The cockpit voice recorder, the flight data recorder and data from air traffic control all suggest that flight MH17 proceeded as normal until 13:20:03 (UTC), after which it ended abruptly. A full listening of the communications among the crew members in the cockpit recorded on the cockpit voice recorder revealed no signs of any technical faults or an emergency situation. Neither were any warning tones heard in the cockpit that might have pointed to technical problems. The flight data recorder registered no aircraft system warnings, and aircraft engine parameters were consistent with normal operation during the flight. The radio communications with Ukrainian air traffic control confirm that no emergency call was made by the cockpit crew. The final calls by Ukrainian air traffic control made between 13.20:00 and 13.22:02 (UTC) remained unanswered.
The pattern of wreckage on the ground suggests that the aircraft split into pieces during flight (an in-flight break up). Based on the available maintenance history the airplane was airworthy when it took off from Amsterdam and there were no known technical problems. The aircraft was manned by a qualified and experienced crew.
Pattern of damage
As yet it has not been possible to conduct a detailed study of the wreckage. However, the available images show that the pieces of wreckage were pierced in numerous places. The pattern of damage to the aircraft fuselage and the cockpit is consistent with that which may be expected from a large number of high-energy objects that penetrated the aircraft from outside. It’s likely that this damage resulted in a loss of structural integrity of the aircraft, leading to an in-flight break up. This also explains the abrupt end to the data registration on the recorders, the simultaneous loss of contact with air traffic control and the aircraft’s disappearance from radar.
In its preliminary report, the Safety Board presents the initial findings of an investigation that is still fully underway. More research will be necessary to determine more precisely what caused the crash and how the airplane disintegrated. The Board believes that additional evidence will become available in the period ahead. From this point on, the research team will start working towards producing the definitive investigation report.

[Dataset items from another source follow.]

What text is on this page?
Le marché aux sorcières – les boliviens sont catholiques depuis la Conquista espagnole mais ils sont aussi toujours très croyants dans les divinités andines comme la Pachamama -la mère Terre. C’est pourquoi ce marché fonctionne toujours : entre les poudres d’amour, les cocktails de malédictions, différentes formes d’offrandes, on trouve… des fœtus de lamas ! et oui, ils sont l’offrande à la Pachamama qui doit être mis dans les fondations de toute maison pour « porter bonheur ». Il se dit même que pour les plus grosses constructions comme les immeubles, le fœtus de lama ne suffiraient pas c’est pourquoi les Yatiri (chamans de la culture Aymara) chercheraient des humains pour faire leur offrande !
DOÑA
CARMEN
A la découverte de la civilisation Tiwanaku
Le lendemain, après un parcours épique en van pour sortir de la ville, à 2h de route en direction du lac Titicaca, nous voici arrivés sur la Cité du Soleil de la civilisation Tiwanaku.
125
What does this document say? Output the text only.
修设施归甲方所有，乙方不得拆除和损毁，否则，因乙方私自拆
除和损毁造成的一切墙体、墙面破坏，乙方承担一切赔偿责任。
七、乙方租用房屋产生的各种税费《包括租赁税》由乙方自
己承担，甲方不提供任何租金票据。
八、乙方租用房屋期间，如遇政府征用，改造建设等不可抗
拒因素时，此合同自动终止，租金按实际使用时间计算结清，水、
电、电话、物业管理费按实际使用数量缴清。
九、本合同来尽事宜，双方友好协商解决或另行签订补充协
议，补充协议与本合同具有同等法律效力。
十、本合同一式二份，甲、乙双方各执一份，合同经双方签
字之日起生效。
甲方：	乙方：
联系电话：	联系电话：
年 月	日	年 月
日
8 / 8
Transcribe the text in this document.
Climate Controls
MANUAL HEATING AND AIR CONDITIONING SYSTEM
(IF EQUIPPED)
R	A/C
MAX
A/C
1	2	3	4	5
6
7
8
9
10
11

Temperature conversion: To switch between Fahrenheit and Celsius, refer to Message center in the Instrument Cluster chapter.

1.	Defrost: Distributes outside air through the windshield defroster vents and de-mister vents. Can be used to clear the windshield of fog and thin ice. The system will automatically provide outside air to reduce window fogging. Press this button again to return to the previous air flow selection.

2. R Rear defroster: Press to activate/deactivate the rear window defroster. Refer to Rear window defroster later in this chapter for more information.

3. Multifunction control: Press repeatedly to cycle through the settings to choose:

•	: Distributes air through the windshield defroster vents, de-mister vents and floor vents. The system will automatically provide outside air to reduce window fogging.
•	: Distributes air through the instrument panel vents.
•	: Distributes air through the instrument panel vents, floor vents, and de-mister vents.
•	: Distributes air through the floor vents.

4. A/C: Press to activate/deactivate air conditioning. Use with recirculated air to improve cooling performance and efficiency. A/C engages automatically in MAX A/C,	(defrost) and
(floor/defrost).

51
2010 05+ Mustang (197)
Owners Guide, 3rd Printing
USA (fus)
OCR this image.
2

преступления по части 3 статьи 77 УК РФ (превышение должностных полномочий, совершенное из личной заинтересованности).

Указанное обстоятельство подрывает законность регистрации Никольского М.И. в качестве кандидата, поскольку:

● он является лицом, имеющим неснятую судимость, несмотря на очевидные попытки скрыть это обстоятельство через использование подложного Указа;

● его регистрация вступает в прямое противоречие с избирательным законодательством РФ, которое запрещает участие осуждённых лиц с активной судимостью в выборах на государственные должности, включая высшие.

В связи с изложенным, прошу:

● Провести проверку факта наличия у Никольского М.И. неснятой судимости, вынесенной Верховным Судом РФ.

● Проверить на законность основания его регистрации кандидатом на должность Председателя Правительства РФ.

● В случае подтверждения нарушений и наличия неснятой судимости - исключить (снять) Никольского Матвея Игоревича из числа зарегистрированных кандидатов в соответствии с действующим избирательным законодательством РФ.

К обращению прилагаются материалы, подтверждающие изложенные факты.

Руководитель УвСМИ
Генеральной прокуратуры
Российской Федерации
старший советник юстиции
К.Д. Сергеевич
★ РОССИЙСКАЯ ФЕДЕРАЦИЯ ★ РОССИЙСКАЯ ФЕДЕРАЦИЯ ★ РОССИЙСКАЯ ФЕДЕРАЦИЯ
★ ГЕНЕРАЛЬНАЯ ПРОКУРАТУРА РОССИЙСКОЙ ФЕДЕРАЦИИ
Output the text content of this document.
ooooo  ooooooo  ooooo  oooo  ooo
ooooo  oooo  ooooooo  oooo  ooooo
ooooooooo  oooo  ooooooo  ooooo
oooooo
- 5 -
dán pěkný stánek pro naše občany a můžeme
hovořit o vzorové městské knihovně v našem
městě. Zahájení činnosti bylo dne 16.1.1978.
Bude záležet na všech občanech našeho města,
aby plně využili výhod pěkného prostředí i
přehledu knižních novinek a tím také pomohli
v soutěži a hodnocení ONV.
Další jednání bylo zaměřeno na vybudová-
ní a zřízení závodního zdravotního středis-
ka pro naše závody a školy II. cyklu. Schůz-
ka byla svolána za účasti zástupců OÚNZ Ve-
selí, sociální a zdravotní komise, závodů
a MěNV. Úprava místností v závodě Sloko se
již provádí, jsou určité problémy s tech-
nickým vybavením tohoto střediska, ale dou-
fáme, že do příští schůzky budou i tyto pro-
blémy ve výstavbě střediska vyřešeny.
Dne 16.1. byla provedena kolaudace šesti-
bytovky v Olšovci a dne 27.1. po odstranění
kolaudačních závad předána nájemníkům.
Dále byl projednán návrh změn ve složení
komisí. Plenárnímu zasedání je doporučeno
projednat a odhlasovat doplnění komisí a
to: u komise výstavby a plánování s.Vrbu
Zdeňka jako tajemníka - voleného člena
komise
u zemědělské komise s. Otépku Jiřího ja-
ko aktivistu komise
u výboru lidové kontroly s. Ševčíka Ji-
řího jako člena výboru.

The Board aims to publish the report within one year of the date of the crash.
The draft preliminary report has been sent to the Accredited Representative of the states that participate in the investigation (Malaysia, Ukraine, the Russian Federation, the United Kingdom, the United States of America and Australia) for review. All Accredited Representatives have sent a reaction. The Dutch Safety Board assessed the provided suggestions and amended the report where appropriate.
Tjibbe Joustra, Chairman of the Dutch Safety Board: “The MH17 crash has shocked the world and raised many questions. The Dutch Safety Board wishes to determine the cause of the crash, for the sake of the loved ones of the victims and for society at large.”
“The initial results of the investigation point towards an external cause of the MH17 crash. More research will be necessary to determine the cause with greater precision. The Safety Board believes that additional evidence will become available for investigation in the period ahead.”
“The preliminary report issues the first findings in a ongoing investigation. From this point on, the investigation team will be working towards producing its final report. The Board aims to publish this report within one year of the date of the crash.”